Q1. What does the Householder matrix do?
It reflects vectors across a hyperplane defined by v. The transformation is orthogonal, so it preserves lengths and dot products while changing direction to simplify later computations.

Q2. Why must ||x|| equal ||y|| in map mode?
Any orthogonal reflector preserves Euclidean norm. If x and y have different norms, no pure reflector can map one to the other exactly, so scaling y to ||x|| is offered.

Q3. Why does classic mode use sign(x1)?
The sign choice reduces cancellation in v = x + sign(x1)||x||e1. That improves numerical stability and avoids constructing a tiny v when x1 is negative and close to −||x||.

Q4. What does β represent?
β equals 2/(vᵀv) and sets the strength of the rank‑one update. Using β with v forms H = I − βvvᵀ efficiently without explicitly computing a plane normal.

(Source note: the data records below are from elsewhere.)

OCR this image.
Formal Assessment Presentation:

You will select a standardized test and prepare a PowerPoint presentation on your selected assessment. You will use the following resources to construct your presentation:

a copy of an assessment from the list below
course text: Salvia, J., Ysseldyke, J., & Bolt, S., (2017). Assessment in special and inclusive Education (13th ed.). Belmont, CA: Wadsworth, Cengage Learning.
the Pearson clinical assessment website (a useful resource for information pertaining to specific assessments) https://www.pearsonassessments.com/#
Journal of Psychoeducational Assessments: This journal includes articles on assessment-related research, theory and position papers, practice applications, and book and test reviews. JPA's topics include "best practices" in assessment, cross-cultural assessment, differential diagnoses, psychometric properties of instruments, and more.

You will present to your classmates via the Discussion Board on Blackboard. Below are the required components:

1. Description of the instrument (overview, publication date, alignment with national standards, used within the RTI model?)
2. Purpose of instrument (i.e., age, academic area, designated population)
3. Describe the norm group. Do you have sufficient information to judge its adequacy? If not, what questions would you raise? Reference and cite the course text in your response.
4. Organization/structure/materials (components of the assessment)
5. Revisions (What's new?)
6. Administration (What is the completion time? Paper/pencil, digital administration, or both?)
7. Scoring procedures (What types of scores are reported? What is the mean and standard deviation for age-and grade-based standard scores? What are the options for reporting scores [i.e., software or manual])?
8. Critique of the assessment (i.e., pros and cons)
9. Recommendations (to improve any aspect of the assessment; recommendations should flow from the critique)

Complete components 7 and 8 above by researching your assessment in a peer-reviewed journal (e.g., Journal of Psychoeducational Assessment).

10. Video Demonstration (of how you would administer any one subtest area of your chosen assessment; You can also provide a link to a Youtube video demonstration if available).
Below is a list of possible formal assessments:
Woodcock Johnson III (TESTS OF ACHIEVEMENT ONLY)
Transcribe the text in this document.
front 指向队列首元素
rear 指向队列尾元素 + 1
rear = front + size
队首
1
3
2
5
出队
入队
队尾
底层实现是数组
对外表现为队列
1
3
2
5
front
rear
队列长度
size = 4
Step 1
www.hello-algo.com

Q5. How is HA used in practice?
In QR factorization, each reflector left-multiplies the remaining submatrix to introduce zeros below a pivot. Repeating this yields an upper‑triangular R and an orthogonal Q built from the reflectors.

Q6. How should I interpret max|HᵀH−I|?
It measures how close the computed matrix is to perfectly orthogonal under floating‑point arithmetic. Values near zero are expected; larger values can indicate extreme scaling, data entry mistakes, or unusually ill‑conditioned inputs.